A high economic growth rate, prosperous stock market, and the government’s determination to divest from state-owned enterprises all make Vietnam a promising market.

Commenting about Vietnam, Ashish Shastry from KKR South East Asia said the country has great potential with its rising economy and many favorable factors in terms of demographic trends.

Vietnam's explosive development is part of the general trend that is spreading across Asia, where Western investment funds poured $158 billion in 2017, up by 38 percent compared with 2016, according to Preqin.

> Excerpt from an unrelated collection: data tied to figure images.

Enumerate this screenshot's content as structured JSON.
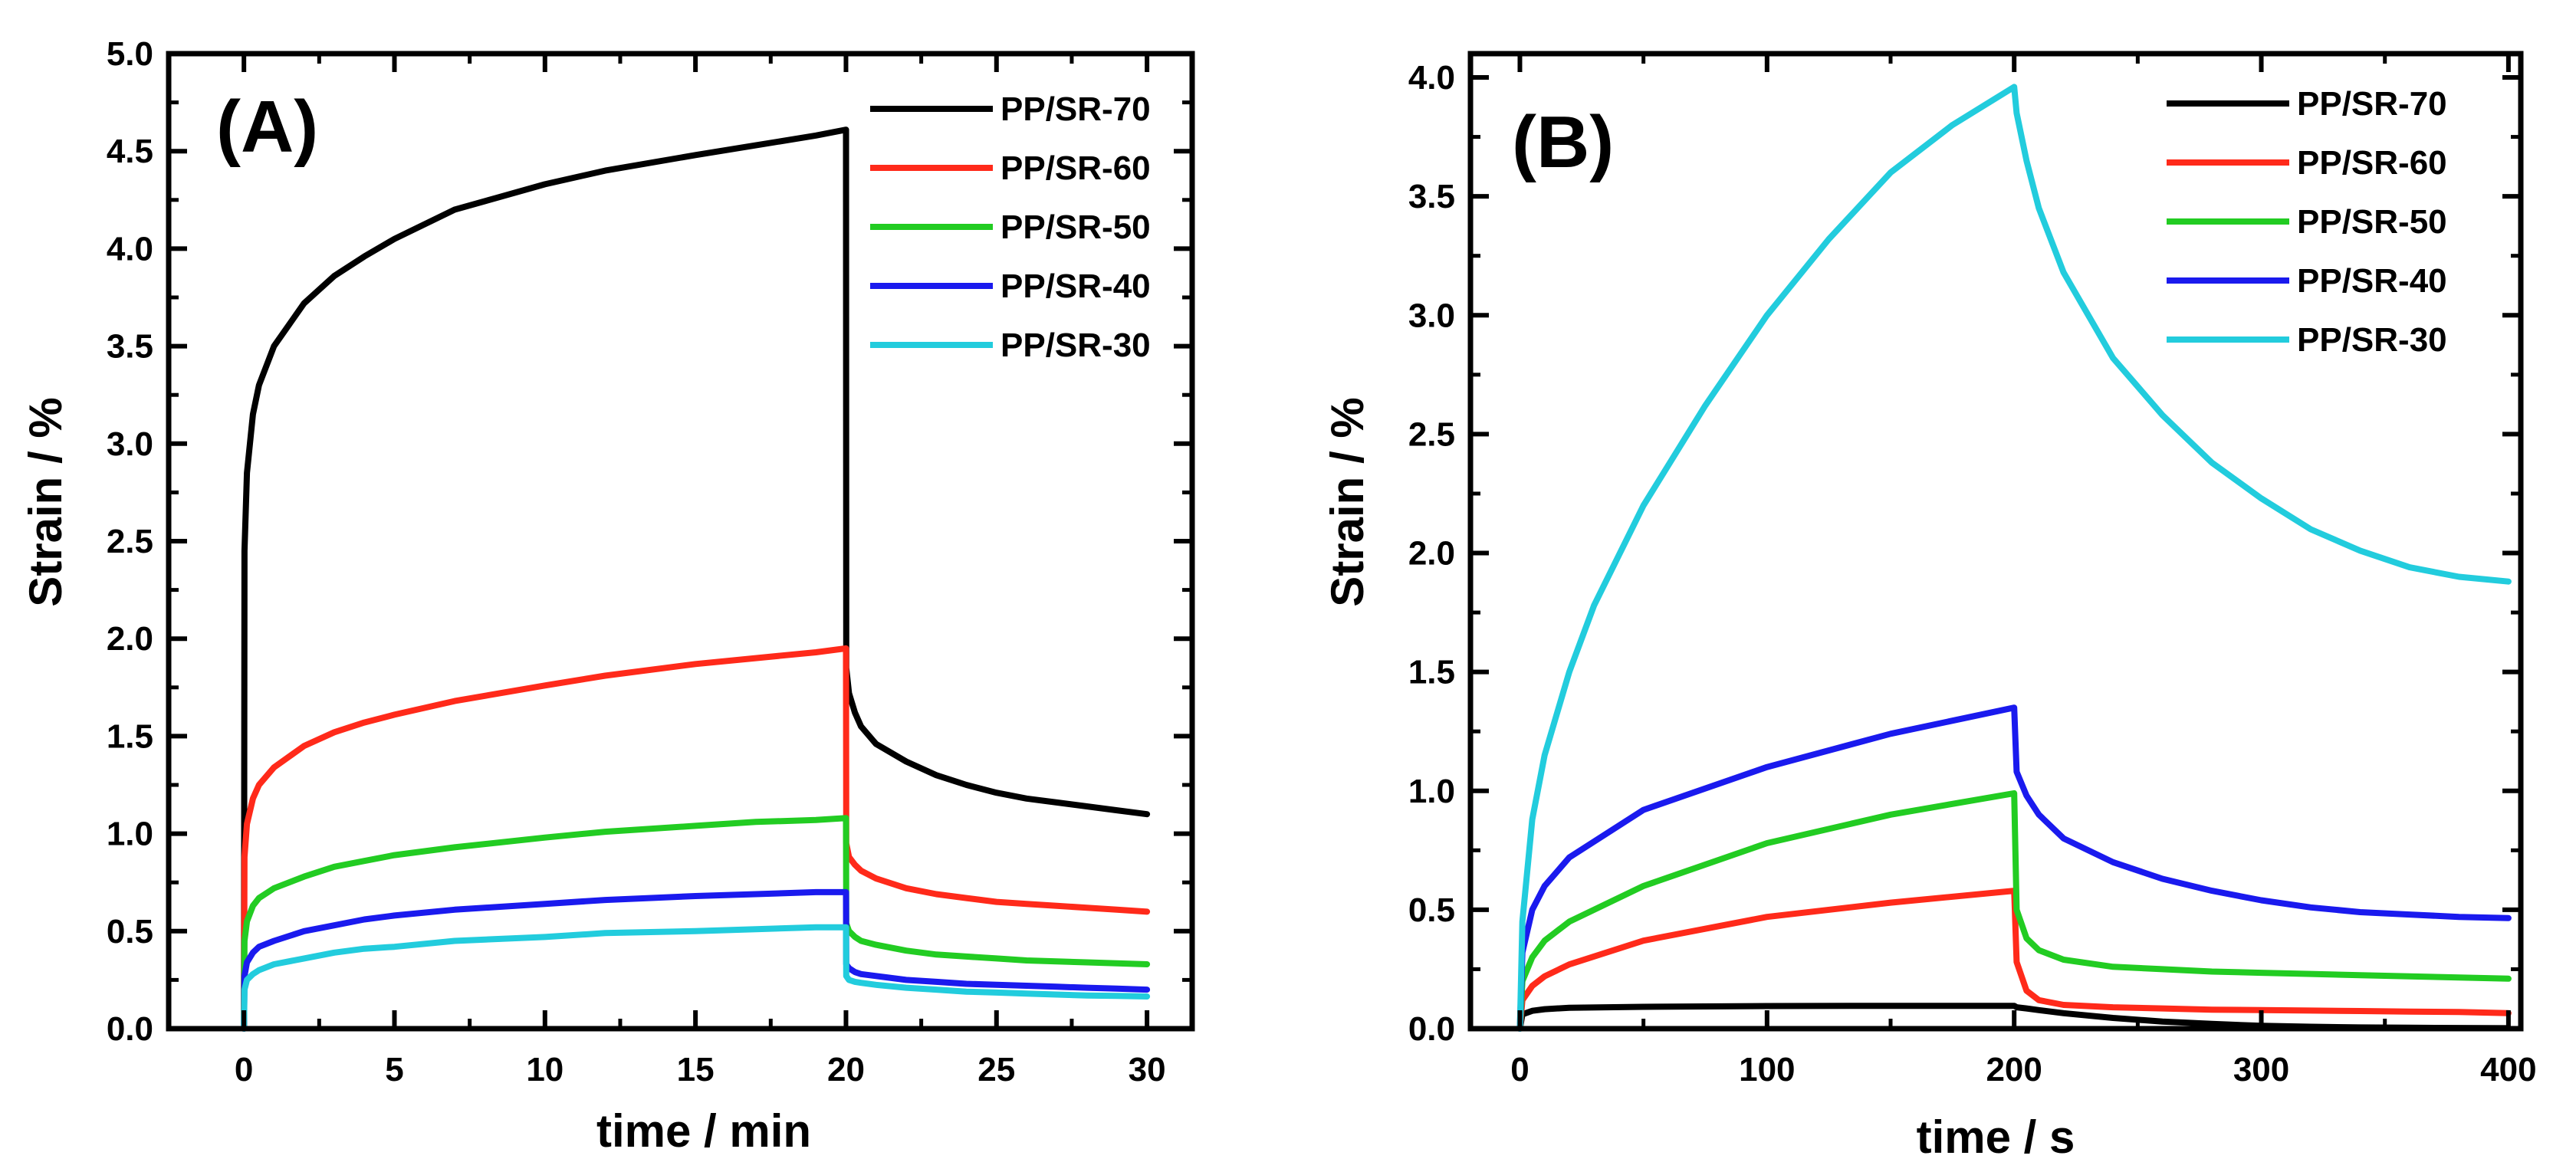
{
  "chart_data": [
    {
      "type": "line",
      "panel_label": "(A)",
      "xlabel": "time / min",
      "ylabel": "Strain / %",
      "xlim": [
        -2.5,
        31.5
      ],
      "ylim": [
        0,
        5.0
      ],
      "xticks": [
        0,
        5,
        10,
        15,
        20,
        25,
        30
      ],
      "yticks": [
        0.0,
        0.5,
        1.0,
        1.5,
        2.0,
        2.5,
        3.0,
        3.5,
        4.0,
        4.5,
        5.0
      ],
      "legend_position": "top-right",
      "load_removed_at": 20,
      "series": [
        {
          "name": "PP/SR-70",
          "color": "#000000",
          "x": [
            0,
            0.02,
            0.1,
            0.3,
            0.5,
            1,
            2,
            3,
            4,
            5,
            7,
            10,
            12,
            15,
            17,
            19,
            20,
            20.01,
            20.1,
            20.3,
            20.5,
            21,
            22,
            23,
            24,
            25,
            26,
            27,
            28,
            29,
            30
          ],
          "y": [
            0,
            2.45,
            2.85,
            3.15,
            3.3,
            3.5,
            3.72,
            3.86,
            3.96,
            4.05,
            4.2,
            4.33,
            4.4,
            4.48,
            4.53,
            4.58,
            4.61,
            1.85,
            1.72,
            1.62,
            1.55,
            1.46,
            1.37,
            1.3,
            1.25,
            1.21,
            1.18,
            1.16,
            1.14,
            1.12,
            1.1
          ]
        },
        {
          "name": "PP/SR-60",
          "color": "#ff2a1a",
          "x": [
            0,
            0.02,
            0.1,
            0.3,
            0.5,
            1,
            2,
            3,
            4,
            5,
            7,
            10,
            12,
            15,
            17,
            19,
            20,
            20.01,
            20.1,
            20.3,
            20.5,
            21,
            22,
            23,
            24,
            25,
            26,
            27,
            28,
            29,
            30
          ],
          "y": [
            0,
            0.88,
            1.05,
            1.18,
            1.25,
            1.34,
            1.45,
            1.52,
            1.57,
            1.61,
            1.68,
            1.76,
            1.81,
            1.87,
            1.9,
            1.93,
            1.95,
            0.95,
            0.88,
            0.84,
            0.81,
            0.77,
            0.72,
            0.69,
            0.67,
            0.65,
            0.64,
            0.63,
            0.62,
            0.61,
            0.6
          ]
        },
        {
          "name": "PP/SR-50",
          "color": "#22cc22",
          "x": [
            0,
            0.02,
            0.1,
            0.3,
            0.5,
            1,
            2,
            3,
            4,
            5,
            7,
            10,
            12,
            15,
            17,
            19,
            20,
            20.01,
            20.1,
            20.3,
            20.5,
            21,
            22,
            23,
            24,
            25,
            26,
            27,
            28,
            29,
            30
          ],
          "y": [
            0,
            0.45,
            0.55,
            0.63,
            0.67,
            0.72,
            0.78,
            0.83,
            0.86,
            0.89,
            0.93,
            0.98,
            1.01,
            1.04,
            1.06,
            1.07,
            1.08,
            0.54,
            0.5,
            0.47,
            0.45,
            0.43,
            0.4,
            0.38,
            0.37,
            0.36,
            0.35,
            0.345,
            0.34,
            0.335,
            0.33
          ]
        },
        {
          "name": "PP/SR-40",
          "color": "#1a1aee",
          "x": [
            0,
            0.02,
            0.1,
            0.3,
            0.5,
            1,
            2,
            3,
            4,
            5,
            7,
            10,
            12,
            15,
            17,
            19,
            20,
            20.01,
            20.1,
            20.3,
            20.5,
            21,
            22,
            23,
            24,
            25,
            26,
            27,
            28,
            29,
            30
          ],
          "y": [
            0,
            0.27,
            0.34,
            0.39,
            0.42,
            0.45,
            0.5,
            0.53,
            0.56,
            0.58,
            0.61,
            0.64,
            0.66,
            0.68,
            0.69,
            0.7,
            0.7,
            0.33,
            0.31,
            0.29,
            0.28,
            0.27,
            0.25,
            0.24,
            0.23,
            0.225,
            0.22,
            0.215,
            0.21,
            0.205,
            0.2
          ]
        },
        {
          "name": "PP/SR-30",
          "color": "#22ccdd",
          "x": [
            0,
            0.02,
            0.1,
            0.3,
            0.5,
            1,
            2,
            3,
            4,
            5,
            7,
            10,
            12,
            15,
            17,
            19,
            20,
            20.01,
            20.1,
            20.3,
            20.5,
            21,
            22,
            23,
            24,
            25,
            26,
            27,
            28,
            29,
            30
          ],
          "y": [
            0,
            0.2,
            0.25,
            0.28,
            0.3,
            0.33,
            0.36,
            0.39,
            0.41,
            0.42,
            0.45,
            0.47,
            0.49,
            0.5,
            0.51,
            0.52,
            0.52,
            0.27,
            0.25,
            0.24,
            0.235,
            0.225,
            0.21,
            0.2,
            0.19,
            0.185,
            0.18,
            0.175,
            0.17,
            0.168,
            0.165
          ]
        }
      ]
    },
    {
      "type": "line",
      "panel_label": "(B)",
      "xlabel": "time / s",
      "ylabel": "Strain / %",
      "xlim": [
        -20,
        405
      ],
      "ylim": [
        0,
        4.1
      ],
      "xticks": [
        0,
        100,
        200,
        300,
        400
      ],
      "yticks": [
        0.0,
        0.5,
        1.0,
        1.5,
        2.0,
        2.5,
        3.0,
        3.5,
        4.0
      ],
      "legend_position": "top-right",
      "load_removed_at": 200,
      "series": [
        {
          "name": "PP/SR-70",
          "color": "#000000",
          "x": [
            0,
            1,
            5,
            10,
            20,
            50,
            100,
            150,
            200,
            201,
            205,
            210,
            220,
            240,
            260,
            280,
            300,
            320,
            340,
            360,
            380,
            400
          ],
          "y": [
            0,
            0.06,
            0.075,
            0.082,
            0.088,
            0.092,
            0.095,
            0.096,
            0.096,
            0.09,
            0.085,
            0.078,
            0.065,
            0.045,
            0.03,
            0.02,
            0.012,
            0.008,
            0.005,
            0.004,
            0.003,
            0.002
          ]
        },
        {
          "name": "PP/SR-60",
          "color": "#ff2a1a",
          "x": [
            0,
            1,
            5,
            10,
            20,
            50,
            100,
            150,
            200,
            201,
            205,
            210,
            220,
            240,
            260,
            280,
            300,
            320,
            340,
            360,
            380,
            400
          ],
          "y": [
            0,
            0.12,
            0.18,
            0.22,
            0.27,
            0.37,
            0.47,
            0.53,
            0.58,
            0.28,
            0.16,
            0.12,
            0.1,
            0.09,
            0.085,
            0.08,
            0.078,
            0.076,
            0.074,
            0.072,
            0.07,
            0.065
          ]
        },
        {
          "name": "PP/SR-50",
          "color": "#22cc22",
          "x": [
            0,
            1,
            5,
            10,
            20,
            50,
            100,
            150,
            200,
            201,
            205,
            210,
            220,
            240,
            260,
            280,
            300,
            320,
            340,
            360,
            380,
            400
          ],
          "y": [
            0,
            0.2,
            0.3,
            0.37,
            0.45,
            0.6,
            0.78,
            0.9,
            0.99,
            0.5,
            0.38,
            0.33,
            0.29,
            0.26,
            0.25,
            0.24,
            0.235,
            0.23,
            0.225,
            0.22,
            0.215,
            0.21
          ]
        },
        {
          "name": "PP/SR-40",
          "color": "#1a1aee",
          "x": [
            0,
            1,
            5,
            10,
            20,
            50,
            100,
            150,
            200,
            201,
            205,
            210,
            220,
            240,
            260,
            280,
            300,
            320,
            340,
            360,
            380,
            400
          ],
          "y": [
            0,
            0.32,
            0.5,
            0.6,
            0.72,
            0.92,
            1.1,
            1.24,
            1.35,
            1.08,
            0.98,
            0.9,
            0.8,
            0.7,
            0.63,
            0.58,
            0.54,
            0.51,
            0.49,
            0.48,
            0.47,
            0.465
          ]
        },
        {
          "name": "PP/SR-30",
          "color": "#22ccdd",
          "x": [
            0,
            1,
            5,
            10,
            20,
            30,
            50,
            75,
            100,
            125,
            150,
            175,
            200,
            201,
            205,
            210,
            220,
            240,
            260,
            280,
            300,
            320,
            340,
            360,
            380,
            400
          ],
          "y": [
            0,
            0.45,
            0.88,
            1.15,
            1.5,
            1.78,
            2.2,
            2.62,
            3.0,
            3.32,
            3.6,
            3.8,
            3.96,
            3.85,
            3.65,
            3.45,
            3.18,
            2.82,
            2.58,
            2.38,
            2.23,
            2.1,
            2.01,
            1.94,
            1.9,
            1.88
          ]
        }
      ]
    }
  ]
}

The figure was $23.5 billion in Asia, a three-fold increase compared with 2016. Investors bet on high GDP growth rates, heavy investments in technological infrastructure and the growing middle class in the region.

The International Monetary Fund (IMF) has predicted stable growth in five South East Asian countries, including Indonesia, Malaysia, the Philippines, Thailand and Vietnam, with average growth rate of 5.3 percent in 2018 and 5.4 percent in 2019.

In fact, experts believe that India and China will have higher economic growth rates. However, as the share prices in the countries are high, the profitability is less attractive than in South East Asian countries.

Quoting an expert, Nikkei affirmed that in South East Asia, investors can find more reasonable investment items which can bring big profits after 3-5 years.

Another factor is the reform in the capital market. In Vietnam, the reform is concentrated on the public economic sector, including divestment from state-owned corporations.

The process kicked off in 2011, but it only became strong in 2016. The number of state-owned corporations decreased from 1,500 in 2010 to 583 in 2016 and expected to decrease to 120 by 2020, according to the Ministry of Finance.

Meanwhile, the number of listed companies has increased from 2 in 2000 to 686 by the end of 2015, according to the State Securities Commission. The total capitalization value of the market increased from 0.23 percent GDP to 34.5 percent GDP in the same period.